While gearing up to be slack for the holidays, Unspun, unfortunately, had to translate an article in Kompas for a client. The article was written by a senior journalist and was about how the current financial turmoil meant that clients can no longer automatically trust well-established brands in the financial sector.
It is a fair enough thesis but in translating it Unspun was reminded once again of his perception that there is something very troubling about the state of journalism in Indonesia. Here was a “think piece” by a senior journalist of the country’s premier newspaper and it was full of flaws in logic, endless sentences in passive voice and incorrect “facts”
A case in point was this paragraph from the story:
It is not only customers that have suffered but Germany has blamed the US for causing the global financial crisis. America allowed greed to thrive by allowing companies to make large profits without controls in the financial market.
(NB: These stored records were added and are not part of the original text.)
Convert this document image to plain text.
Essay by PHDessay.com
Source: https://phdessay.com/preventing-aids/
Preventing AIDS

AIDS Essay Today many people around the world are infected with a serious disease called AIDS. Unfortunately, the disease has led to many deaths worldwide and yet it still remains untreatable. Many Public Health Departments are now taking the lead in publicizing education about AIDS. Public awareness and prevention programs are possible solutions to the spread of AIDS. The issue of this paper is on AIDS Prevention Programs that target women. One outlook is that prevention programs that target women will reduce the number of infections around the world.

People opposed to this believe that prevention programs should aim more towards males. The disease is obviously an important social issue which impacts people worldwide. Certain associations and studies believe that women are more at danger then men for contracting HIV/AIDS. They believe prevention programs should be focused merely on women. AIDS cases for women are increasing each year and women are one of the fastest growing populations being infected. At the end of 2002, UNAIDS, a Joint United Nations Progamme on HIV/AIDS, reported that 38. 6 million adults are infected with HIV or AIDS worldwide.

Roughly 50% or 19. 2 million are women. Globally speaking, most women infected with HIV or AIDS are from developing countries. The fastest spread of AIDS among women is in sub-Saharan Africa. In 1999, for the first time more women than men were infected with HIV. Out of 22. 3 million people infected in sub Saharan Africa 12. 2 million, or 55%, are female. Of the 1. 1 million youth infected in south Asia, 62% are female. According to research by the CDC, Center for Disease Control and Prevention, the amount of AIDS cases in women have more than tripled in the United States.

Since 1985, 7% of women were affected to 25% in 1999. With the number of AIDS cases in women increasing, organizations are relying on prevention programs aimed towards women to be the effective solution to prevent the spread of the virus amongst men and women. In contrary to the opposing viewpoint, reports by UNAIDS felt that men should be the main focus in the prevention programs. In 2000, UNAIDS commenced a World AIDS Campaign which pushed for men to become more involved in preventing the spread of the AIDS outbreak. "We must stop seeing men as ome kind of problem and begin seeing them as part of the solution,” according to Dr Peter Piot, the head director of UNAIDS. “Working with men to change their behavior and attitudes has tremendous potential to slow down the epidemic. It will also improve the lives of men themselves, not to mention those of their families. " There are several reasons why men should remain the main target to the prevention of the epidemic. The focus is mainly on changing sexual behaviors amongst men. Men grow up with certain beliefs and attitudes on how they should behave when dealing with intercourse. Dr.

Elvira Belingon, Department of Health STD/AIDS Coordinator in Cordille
This allowed the practice of cheating to arise.
Cheating? There is a lot of greed and poor corporate governance behind the collapse of Lehman Brothers and other US financial institutions, but cheating? Unless the writer is living in a parallel universe from Unspun there is no mention of cheating being the cause of this financial turmoil.
At first Unspun thought that it was because of his imprecise grip of the Indonesian language but checking with other Indonesians verified that it was the Indonesian copy. The troubing thing was that this was not the first or even fifth time that Unspun‘s encountered this problem with the local reports. It would seem that most of the local copy contain such flaws.
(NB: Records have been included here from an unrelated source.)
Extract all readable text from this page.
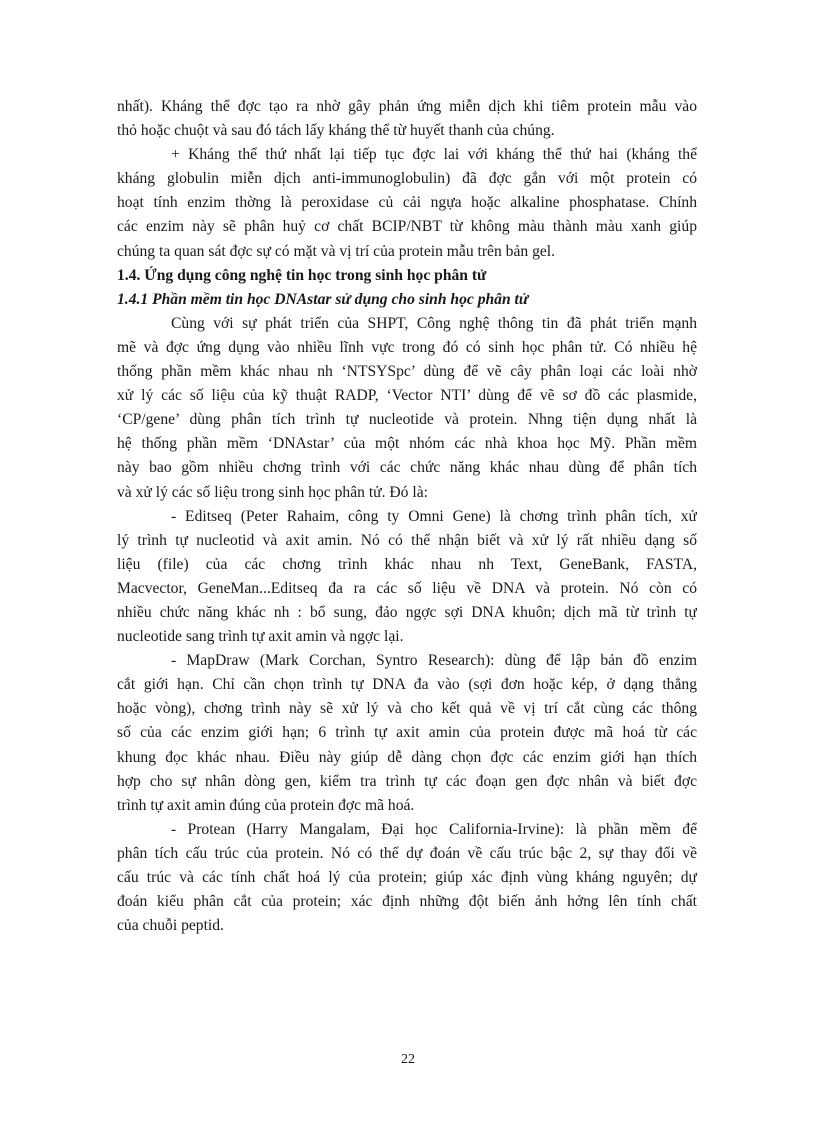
nhất). Kháng thể đợc tạo ra nhờ gây phản ứng miễn dịch khi tiêm protein mẫu vào
thỏ hoặc chuột và sau đó tách lấy kháng thể từ huyết thanh của chúng.
+ Kháng thể thứ nhất lại tiếp tục đợc lai với kháng thể thứ hai (kháng thể
kháng globulin miễn dịch anti-immunoglobulin) đã đợc gắn với một protein có
hoạt tính enzim thờng là peroxidase củ cải ngựa hoặc alkaline phosphatase. Chính
các enzim này sẽ phân huỷ cơ chất BCIP/NBT từ không màu thành màu xanh giúp
chúng ta quan sát đợc sự có mặt và vị trí của protein mẫu trên bản gel.
1.4. Ứng dụng công nghệ tin học trong sinh học phân tử
1.4.1 Phần mềm tin học DNAstar sử dụng cho sinh học phân tử
Cùng với sự phát triển của SHPT, Công nghệ thông tin đã phát triển mạnh
mẽ và đợc ứng dụng vào nhiều lĩnh vực trong đó có sinh học phân tử. Có nhiều hệ
thống phần mềm khác nhau nh ‘NTSYSpc’ dùng để vẽ cây phân loại các loài nhờ
xử lý các số liệu của kỹ thuật RADP, ‘Vector NTI’ dùng để vẽ sơ đồ các plasmide,
‘CP/gene’ dùng phân tích trình tự nucleotide và protein. Nhng tiện dụng nhất là
hệ thống phần mềm ‘DNAstar’ của một nhóm các nhà khoa học Mỹ. Phần mềm
này bao gồm nhiều chơng trình với các chức năng khác nhau dùng để phân tích
và xử lý các số liệu trong sinh học phân tử. Đó là:
- Editseq (Peter Rahaim, công ty Omni Gene) là chơng trình phân tích, xử
lý trình tự nucleotid và axit amin. Nó có thể nhận biết và xử lý rất nhiều dạng số
liệu (file) của các chơng trình khác nhau nh Text, GeneBank, FASTA,
Macvector, GeneMan...Editseq đa ra các số liệu về DNA và protein. Nó còn có
nhiều chức năng khác nh : bổ sung, đảo ngợc sợi DNA khuôn; dịch mã từ trình tự
nucleotide sang trình tự axit amin và ngợc lại.
- MapDraw (Mark Corchan, Syntro Research): dùng để lập bản đồ enzim
cắt giới hạn. Chỉ cần chọn trình tự DNA đa vào (sợi đơn hoặc kép, ở dạng thẳng
hoặc vòng), chơng trình này sẽ xử lý và cho kết quả về vị trí cắt cùng các thông
số của các enzim giới hạn; 6 trình tự axit amin của protein được mã hoá từ các
khung đọc khác nhau. Điều này giúp dễ dàng chọn đợc các enzim giới hạn thích
hợp cho sự nhân dòng gen, kiểm tra trình tự các đoạn gen đợc nhân và biết đợc
trình tự axit amin đúng của protein đợc mã hoá.
- Protean (Harry Mangalam, Đại học California-Irvine): là phần mềm để
phân tích cấu trúc của protein. Nó có thể dự đoán về cấu trúc bậc 2, sự thay đổi về
cấu trúc và các tính chất hoá lý của protein; giúp xác định vùng kháng nguyên; dự
đoán kiểu phân cắt của protein; xác định những đột biến ảnh hởng lên tính chất
của chuỗi peptid.
22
Which leads ones to wonder:
1. How did such copy get through the copy editors and editors? Several possibilities suggest themselves. The first is that nobody int he paper give a damn about quality information and writing. The second is that the writer is of such standing that nobody dares to mess around with his copy, even though they see huge gaps in it. The third, and more troubling, possibility is that nobody sees anything wrong with the article. Which is the answer? Unspun does not know.
2. What does this do to/say about the Indonesian consumer of such news? Most Indonesian I speak with do not seem to be particularly bothered about bad reporting. When Unspun, in a fit of frustration, discussed the quality of news reports with them and pointed out the flaws they just shrugged it off with “but they always write like this”. Which is really scary. There is a saying that people deserve the politicians they get. What did the Indonesians do to deserve such media? What are the long term effects of a people being subjected to constant exposure to such bad reporting?